Het zou ons te ver voeren, wanneer wij in het uiteen zetten van de symboliek der getallen nog hooger wilden opklimmen. Van de overige getallen willen wij ons alleen bepalen tot het getal veertig, dat menigmaal in de H. Schrift voorkomt.
Veertig dagen en veertig nachten regende het over de geheele aarde tot uitroeiing der zondaars; veertig dagen duurde het weeklagen van Israël over den dood van zijn stamvader Jakob; veertig dagen had Mozes God aanbeden, toen zijn aangezicht van een hemelschen glans begon te schitteren; veertig dagen hielden de boodschappers zich bezig met het bezichtigen van het beloofde land, veertig jaren moest het volk Gods in de woestijn omzwerven en even zooveel jaren om zijne zonden onder het juk der Philistijnen zuchten; veertig dagen vastte Elias, en na hem de Zaligmaker in de woestijn en gedurende veertig dagen wandelde de Heer na Zijne opstanding op aarde rond. De kristelijke Kerk heeft de veertigdaagsche vasten vóór het feest der Verrijzenis en het veertiguren-gebed voor het H. Sacrament.

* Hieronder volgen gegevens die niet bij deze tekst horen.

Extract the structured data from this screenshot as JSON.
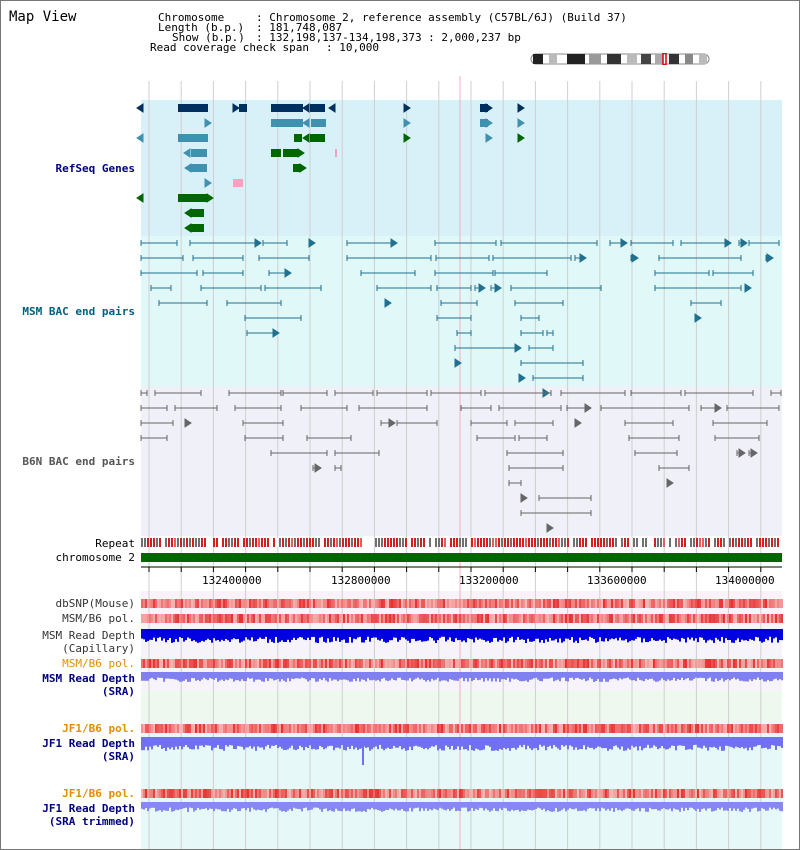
{
  "header": {
    "title": "Map View",
    "chromosome_label": "Chromosome",
    "chromosome_value": ": Chromosome 2, reference assembly (C57BL/6J) (Build 37)",
    "length_label": "Length (b.p.)",
    "length_value": ": 181,748,087",
    "show_label": "Show (b.p.)",
    "show_value": ": 132,198,137-134,198,373 : 2,000,237 bp",
    "coverage_label": "Read coverage check span",
    "coverage_value": ": 10,000"
  },
  "tracks": {
    "refseq": {
      "label": "RefSeq Genes",
      "color": "#000080"
    },
    "msm_bac": {
      "label": "MSM BAC end pairs",
      "color": "#006080"
    },
    "b6n_bac": {
      "label": "B6N BAC end pairs",
      "color": "#555555"
    },
    "repeat": {
      "label": "Repeat"
    },
    "chromosome": {
      "label": "chromosome 2"
    },
    "ruler_ticks": [
      "132400000",
      "132800000",
      "133200000",
      "133600000",
      "134000000"
    ],
    "dbsnp": {
      "label": "dbSNP(Mouse)"
    },
    "msm_b6_pol_1": {
      "label": "MSM/B6 pol."
    },
    "msm_read_depth_cap": {
      "label_line1": "MSM Read Depth",
      "label_line2": "(Capillary)"
    },
    "msm_b6_pol_2": {
      "label": "MSM/B6 pol.",
      "color": "#e09000"
    },
    "msm_read_depth_sra": {
      "label_line1": "MSM Read Depth",
      "label_line2": "(SRA)",
      "color": "#000080"
    },
    "jf1_b6_pol_1": {
      "label": "JF1/B6 pol.",
      "color": "#e09000"
    },
    "jf1_read_depth_sra": {
      "label_line1": "JF1 Read Depth",
      "label_line2": "(SRA)",
      "color": "#000080"
    },
    "jf1_b6_pol_2": {
      "label": "JF1/B6 pol.",
      "color": "#e09000"
    },
    "jf1_read_depth_trim": {
      "label_line1": "JF1 Read Depth",
      "label_line2": "(SRA trimmed)",
      "color": "#000080"
    }
  },
  "colors": {
    "refseq_bg": "#d8f0f8",
    "msm_bg": "#e0f8f8",
    "b6n_bg": "#f0f0f8",
    "gene_dark": "#003060",
    "gene_light": "#4090b0",
    "gene_green": "#006600",
    "chromosome_bar": "#006600",
    "depth_blue": "#0000e0",
    "depth_light": "#7070f0",
    "pol_red": "#e83030"
  }
}
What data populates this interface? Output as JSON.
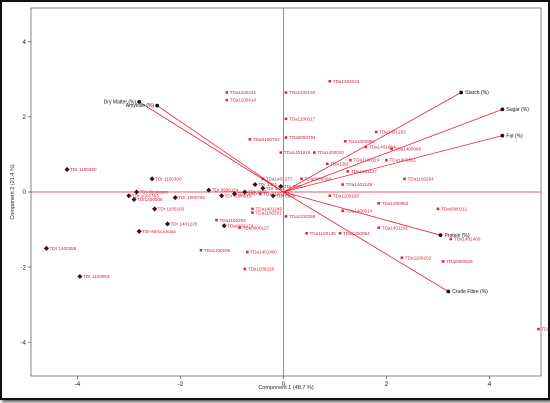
{
  "chart_data": {
    "type": "scatter",
    "xlabel": "Component 1  (48.7 %)",
    "ylabel": "Component 2  (21.4 %)",
    "xlim": [
      -4.9,
      5.0
    ],
    "ylim": [
      -4.9,
      4.9
    ],
    "xticks": [
      -4,
      -2,
      0,
      2,
      4
    ],
    "yticks": [
      -4,
      -2,
      0,
      2,
      4
    ],
    "accent_color": "#e8243a",
    "origin_lines_color": "#e8243a",
    "variables": [
      {
        "label": "Dry Matter (%)",
        "x": -2.8,
        "y": 2.4
      },
      {
        "label": "Amylose (%)",
        "x": -2.45,
        "y": 2.3
      },
      {
        "label": "Starch (%)",
        "x": 3.45,
        "y": 2.65
      },
      {
        "label": "Sugar (%)",
        "x": 4.25,
        "y": 2.2
      },
      {
        "label": "Fat (%)",
        "x": 4.25,
        "y": 1.5
      },
      {
        "label": "Protein (%)",
        "x": 3.05,
        "y": -1.15
      },
      {
        "label": "Crude Fibre (%)",
        "x": 3.2,
        "y": -2.65
      }
    ],
    "series": [
      {
        "name": "TDr",
        "marker": "diamond",
        "points": [
          {
            "label": "TDr 1400359",
            "x": -4.6,
            "y": -1.5
          },
          {
            "label": "TDr 1100053",
            "x": -3.95,
            "y": -2.25
          },
          {
            "label": "TDr 1100490",
            "x": -4.2,
            "y": 0.6
          },
          {
            "label": "TDr 1000793",
            "x": -3.0,
            "y": -0.1
          },
          {
            "label": "TDr-Ojuiyawo",
            "x": -2.85,
            "y": 0.0
          },
          {
            "label": "TDr1400005",
            "x": -2.9,
            "y": -0.2
          },
          {
            "label": "TDr-Mecca kusa",
            "x": -2.8,
            "y": -1.05
          },
          {
            "label": "TDr 1401220",
            "x": -2.25,
            "y": -0.85
          },
          {
            "label": "TDr 1100203",
            "x": -2.5,
            "y": -0.45
          },
          {
            "label": "TDr 1100300",
            "x": -2.55,
            "y": 0.35
          },
          {
            "label": "TDr 1000792",
            "x": -2.1,
            "y": -0.15
          },
          {
            "label": "TDr 0900154",
            "x": -1.45,
            "y": 0.05
          },
          {
            "label": "TDr 0000015",
            "x": -1.2,
            "y": -0.1
          },
          {
            "label": "TDr 0000",
            "x": -0.95,
            "y": -0.05
          },
          {
            "label": "TDr 1100",
            "x": -0.75,
            "y": 0.0
          },
          {
            "label": "TDr 1401",
            "x": -0.55,
            "y": 0.2
          },
          {
            "label": "TDr 1402",
            "x": -0.4,
            "y": 0.1
          },
          {
            "label": "TDr 0900",
            "x": -0.2,
            "y": -0.1
          },
          {
            "label": "TDr 0001",
            "x": -0.05,
            "y": 0.15
          },
          {
            "label": "TDa0601174",
            "x": -1.15,
            "y": -0.9
          }
        ]
      },
      {
        "name": "TDa",
        "marker": "square",
        "points": [
          {
            "label": "TDa1402043",
            "x": 0.9,
            "y": 2.95
          },
          {
            "label": "TDa1100193",
            "x": 0.05,
            "y": 2.65
          },
          {
            "label": "TDa1100242",
            "x": -1.1,
            "y": 2.65
          },
          {
            "label": "TDa1100414",
            "x": -1.1,
            "y": 2.45
          },
          {
            "label": "TDa1100317",
            "x": 0.05,
            "y": 1.95
          },
          {
            "label": "TDa0100793",
            "x": -0.65,
            "y": 1.4
          },
          {
            "label": "TDa0000794",
            "x": 0.05,
            "y": 1.45
          },
          {
            "label": "TDa1401919",
            "x": -0.05,
            "y": 1.05
          },
          {
            "label": "TDa1400010",
            "x": 0.6,
            "y": 1.05
          },
          {
            "label": "TDa1000994",
            "x": 1.2,
            "y": 1.35
          },
          {
            "label": "TDa1401253",
            "x": 1.8,
            "y": 1.6
          },
          {
            "label": "TDa1401684",
            "x": 1.6,
            "y": 1.2
          },
          {
            "label": "TDa1400080",
            "x": 2.1,
            "y": 1.15
          },
          {
            "label": "TDa1100114",
            "x": 1.3,
            "y": 0.85
          },
          {
            "label": "TDa1400051",
            "x": 2.0,
            "y": 0.85
          },
          {
            "label": "TDa1301",
            "x": 0.85,
            "y": 0.75
          },
          {
            "label": "TDa1401137",
            "x": 1.25,
            "y": 0.55
          },
          {
            "label": "TDa1401248",
            "x": 1.15,
            "y": 0.2
          },
          {
            "label": "TDa1100264",
            "x": 2.35,
            "y": 0.35
          },
          {
            "label": "TDa0900004",
            "x": 0.35,
            "y": 0.35
          },
          {
            "label": "TDa1401277",
            "x": -0.4,
            "y": 0.35
          },
          {
            "label": "TDa1100183",
            "x": 0.9,
            "y": -0.1
          },
          {
            "label": "TDa1000062",
            "x": 1.85,
            "y": -0.3
          },
          {
            "label": "TDa1400014",
            "x": 1.15,
            "y": -0.5
          },
          {
            "label": "TDa0900211",
            "x": 3.0,
            "y": -0.45
          },
          {
            "label": "TDa1100257",
            "x": -0.45,
            "y": -0.05
          },
          {
            "label": "TDa1401249",
            "x": -0.6,
            "y": -0.45
          },
          {
            "label": "TDa1100201",
            "x": -0.6,
            "y": -0.55
          },
          {
            "label": "TDa1100259",
            "x": 0.05,
            "y": -0.65
          },
          {
            "label": "TDa1100203",
            "x": -1.3,
            "y": -0.75
          },
          {
            "label": "TDa0900127",
            "x": -0.85,
            "y": -0.95
          },
          {
            "label": "TDa1100135",
            "x": 0.45,
            "y": -1.1
          },
          {
            "label": "TDa1300064",
            "x": 1.1,
            "y": -1.1
          },
          {
            "label": "TDa1401161",
            "x": 1.85,
            "y": -0.95
          },
          {
            "label": "TDa1401409",
            "x": 3.25,
            "y": -1.25
          },
          {
            "label": "TDa1100299",
            "x": -1.6,
            "y": -1.55
          },
          {
            "label": "TDa1401400",
            "x": -0.7,
            "y": -1.6
          },
          {
            "label": "TDa1100202",
            "x": 2.3,
            "y": -1.75
          },
          {
            "label": "TDa0900026",
            "x": 3.1,
            "y": -1.85
          },
          {
            "label": "TDa1100228",
            "x": -0.75,
            "y": -2.05
          },
          {
            "label": "TDa0900240",
            "x": 4.95,
            "y": -3.65
          }
        ]
      }
    ]
  }
}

Werpen wij een terugblik op al het hierboven medegedeelde, dan moeten wij zeggen, dat de mensch, zoo lang hij in raadselen op aarde omwandelt, slecht een zeer gebrekkig en onzeker inzicht heeft in de symboliek der getallen, gelijk die in het rijk Gods ongetwijfeld bestaat. Wat misschien toevallig en onbeduidend is, kan hij vatten, terwijl hij het groote en gewichtige zelfs niet gissen kan. Toch zal de onbevooroordeelde opmerker volmondig erkennen, dat t[e]n minste in de bovennatuurlijke orde de wijsheid Gods alles ‘met getal en maat geschikt’ heeft.